No caso de procurar uma analista, busca saber disso, disso que se apresenta como enigma
a ser desvendado, disso que ele deseja e não sabe. Mas, por desejar, muitas vezes foge,
como ocorre na histeria: para não deixar de desejar, se evita o encontro, se desencontra,
não se faz presente na hora certa do desejo, para continuar desejando. Na verdade, o
neurótico quer parar o tempo, adiar a decisão, acelerando ou atrasando, correndo contra o
tempo, sendo e vivendo um eterno vir a ser, alienado. Em um processo analítico, não é o
que vem depois que é modificado, é tudo que estava antes também.

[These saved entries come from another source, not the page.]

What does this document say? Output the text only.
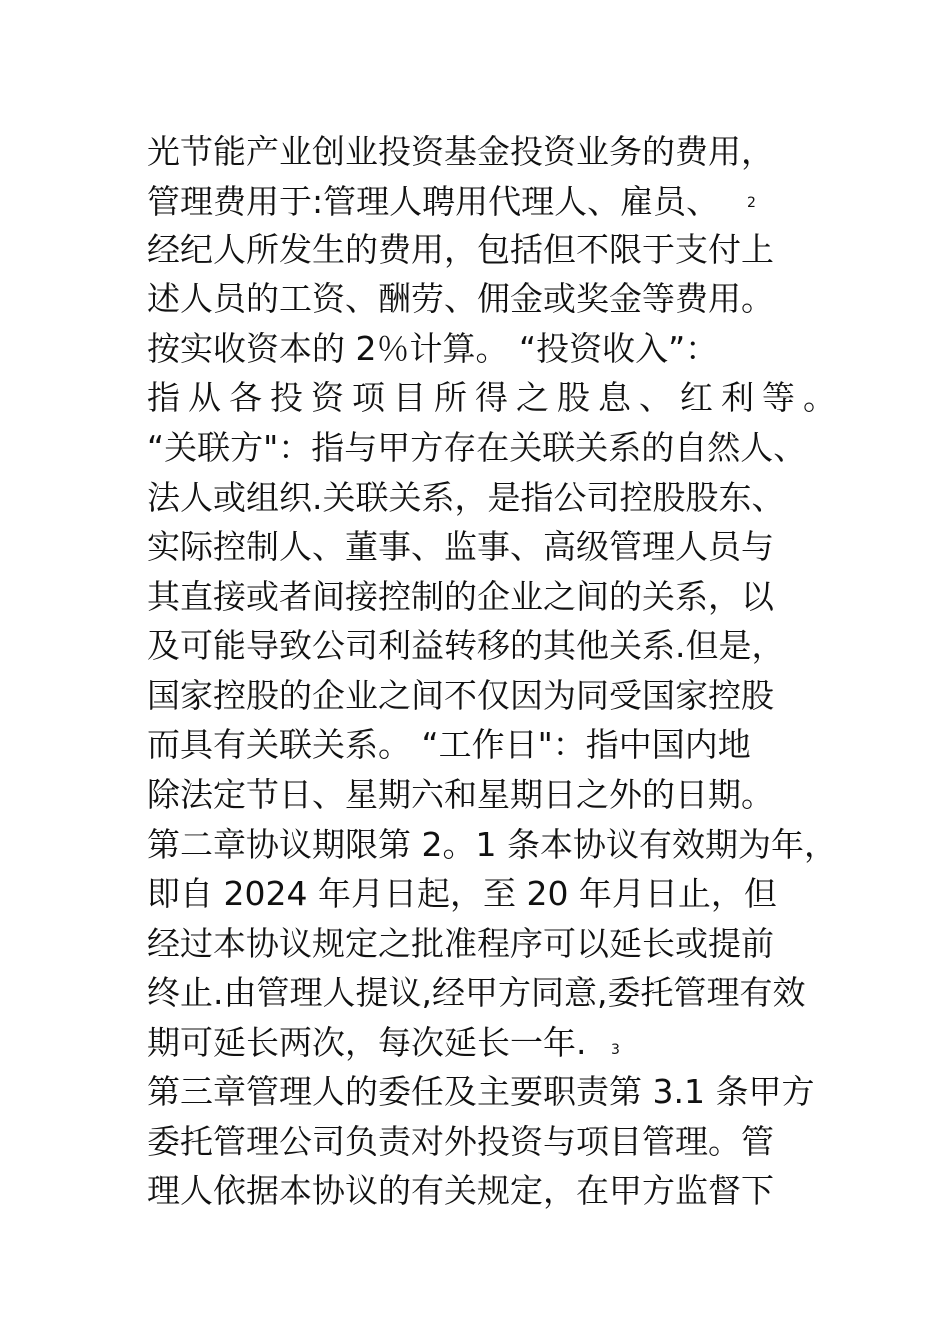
光节能产业创业投资基金投资业务的费用，
管理费用于:管理人聘用代理人、雇员、 2
经纪人所发生的费用，包括但不限于支付上
述人员的工资、酬劳、佣金或奖金等费用。
按实收资本的 2％计算。 “投资收入”：
指从各投资项目所得之股息、红利等。
“关联方"：指与甲方存在关联关系的自然人、
法人或组织.关联关系，是指公司控股股东、
实际控制人、董事、监事、高级管理人员与
其直接或者间接控制的企业之间的关系，以
及可能导致公司利益转移的其他关系.但是，
国家控股的企业之间不仅因为同受国家控股
而具有关联关系。 “工作日"：指中国内地
除法定节日、星期六和星期日之外的日期。
第二章协议期限第 2。1 条本协议有效期为年，
即自 2024 年月日起，至 20 年月日止，但
经过本协议规定之批准程序可以延长或提前
终止.由管理人提议,经甲方同意,委托管理有效
期可延长两次，每次延长一年. 3
第三章管理人的委任及主要职责第 3.1 条甲方
委托管理公司负责对外投资与项目管理。管
理人依据本协议的有关规定，在甲方监督下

REFERENCIAS BIBLIOGRAFICAS:
FREUD, S. (1913). Sobre o início do tratamento. (Novas recomendações sobre a técnica da
psicanálise I). In: FREUD, S. Edição Standard Brasileira das Obras Psicológicas Completas de
Sigmund Freud. Rio de Janeiro: Imago, 1996. v. XII. Pp. 139-158.
LACAN, J. (1958). A direção do tratamento e os princípios de seu poder. In: LACAN, J.
Escritos. Rio de Janeiro: Jorge Zahar Ed., 1998. Pp. 591-652.
Miller, J.A. (1984). Percurso de Lacan: uma introdução. Rio de Janeiro: Jorge Zahar Ed. 2002.